Obi Toppin, RJ Barrett Downplay Heated Argument During Knicks Win: ‘We’re Brothers’

RJ Barrett Obi Toppim

Getty RJ Barrett and Obi Toppin of the New York Knicks converse during a bout with the Detroit Pistons.

The heated argument between RJ Barrett and Obi Toppin nearly overshadowed Jalen Brunson’s career game that propelled the New York Knicks to a 130-116 win against the Cleveland Cavaliers Friday night.

Barrett and Toppin had to be separated by Knicks coaches before it escalated into a full-blown altercation during a timeout huddle. The Knicks were leading by three, 86-83, in the third quarter when it happened. But they quickly patched things up before the play resumed.

Toppin downplayed the public spat after the game.

“We’re brothers,” Toppin said, “and we’re good. We discussed it.”

Barrett agreed.

“We’re good. We see each other basically every day,” Barrett said. “You tell me that you haven’t had an argument with a family member before. You know what I’m saying? You had an argument with a family member before. That was all it was. Right after the timeout, we squashed it. I think he scored six straight points after that, so something worked.”

While Toppin and Barrett kept mum on what they said during the huddle, the argument stemmed from a botched fastbreak play before the timeout.

Barrett missed Toppin, who was open for an alley-oop dunk. The 3-on-2 transition play ended in a missed jumper by Quentin Grimes.

Heat of the Moment

New York coach Tom Thibodeau, who stood in the middle of the ugly confrontation, brushed off the incident as just heat of the moment.

“The cameras are everywhere. It probably happens more than people realize,” Thibodeau said during his postgame interview. “Heat of the moment. It dissipated immediately. If there’s a flare-up, go talk to each other. When they walked out together, I knew they were fine.”

“And just move on. Win the game. When everyone wants to win, sometimes there’s a difference of opinion. Just put the team first, and that’s what they did.”

Toppin was fired up after that and pumped six points while Barrett added a layup as the Knicks extended their lead to seven, 101-94 before the Cavaliers closed the gap at 105-102 at the end of the third quarter.

It was not the first time this season that Toppin was caught in the heat of the moment.

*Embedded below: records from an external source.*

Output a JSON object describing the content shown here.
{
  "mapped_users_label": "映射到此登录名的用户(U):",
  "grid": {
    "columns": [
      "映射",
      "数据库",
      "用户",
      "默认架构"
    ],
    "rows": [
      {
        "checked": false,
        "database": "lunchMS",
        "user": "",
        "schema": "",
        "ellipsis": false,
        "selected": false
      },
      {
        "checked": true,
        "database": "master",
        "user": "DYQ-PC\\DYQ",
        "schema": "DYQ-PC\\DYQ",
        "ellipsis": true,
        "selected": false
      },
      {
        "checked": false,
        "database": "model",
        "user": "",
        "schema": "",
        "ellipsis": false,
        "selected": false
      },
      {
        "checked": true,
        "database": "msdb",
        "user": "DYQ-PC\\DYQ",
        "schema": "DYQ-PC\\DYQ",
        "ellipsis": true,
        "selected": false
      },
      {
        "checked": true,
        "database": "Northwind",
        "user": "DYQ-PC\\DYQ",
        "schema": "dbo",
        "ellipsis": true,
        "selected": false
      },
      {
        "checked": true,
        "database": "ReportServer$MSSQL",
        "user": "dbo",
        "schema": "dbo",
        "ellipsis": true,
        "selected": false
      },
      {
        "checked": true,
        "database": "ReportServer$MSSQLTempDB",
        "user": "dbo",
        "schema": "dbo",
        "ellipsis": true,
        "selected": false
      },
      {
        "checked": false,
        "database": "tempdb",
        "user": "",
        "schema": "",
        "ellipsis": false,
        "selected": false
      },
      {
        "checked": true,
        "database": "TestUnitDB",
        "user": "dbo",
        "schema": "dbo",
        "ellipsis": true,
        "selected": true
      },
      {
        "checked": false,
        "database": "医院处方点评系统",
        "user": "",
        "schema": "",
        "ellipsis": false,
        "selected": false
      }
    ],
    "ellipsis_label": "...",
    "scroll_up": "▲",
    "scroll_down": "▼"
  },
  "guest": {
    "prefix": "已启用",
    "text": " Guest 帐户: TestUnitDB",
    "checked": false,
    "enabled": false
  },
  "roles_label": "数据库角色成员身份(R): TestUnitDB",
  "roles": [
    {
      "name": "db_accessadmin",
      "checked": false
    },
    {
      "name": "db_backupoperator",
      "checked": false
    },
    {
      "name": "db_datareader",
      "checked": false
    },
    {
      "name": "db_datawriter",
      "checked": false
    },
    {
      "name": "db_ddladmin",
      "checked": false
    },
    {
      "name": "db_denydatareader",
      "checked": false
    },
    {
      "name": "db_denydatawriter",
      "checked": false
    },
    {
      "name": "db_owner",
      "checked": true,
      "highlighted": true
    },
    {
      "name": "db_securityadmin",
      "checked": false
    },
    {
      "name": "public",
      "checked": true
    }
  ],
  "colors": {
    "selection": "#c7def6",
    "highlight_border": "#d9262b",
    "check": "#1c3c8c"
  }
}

In November, he also had a public spat with Knicks assistant coach Rick Brunson, Jalen’s father, during a come-from-behind win.

Frustrating Season

Toppin started in place of injured Julius Randle for his first start of the season. He wound up with 12 points and only one rebound in 18 minutes as he rode the bench for the entire fourth quarter. He registered a team-worst minus-4.

It was emblematic of a frustrating third season for the former lottery pick.

Buried behind Randle, who recaptured his All-Star form before going down with an ill-timed ankle injury, Toppin failed to follow through on his strong finish last season.

Toppin is only averaging 6.3 points and 2.8 rebounds in 14.4 minutes.

The high-flying Toppin put up huge numbers — 20.3 points, 7.0 rebounds and 3.0 assists — in 10 games without Randle last season. He was even better when the Knicks decided to shut down Randle in the last five regular-season games. During that span, Toppin averaged 27.2 points, 6.2 rebounds and 2.8 assists, highlighted by a career-high 42-point, 10-rebound performance in their final match. But his explosion came in meaningless games as Knicks were already out of playoff contention.

His limited role has shrunk his value while most of his 2020 Draft classmates in the first round, including his teammate and closest friend, Immanuel Quickley (25th overall), have flourished in more prominent roles.

Toppin is extension-eligible this summer, but given his lack of a defined role, he will likely play out his rookie contract and become a restricted free agent in the summer of 2024 unless he gets traded.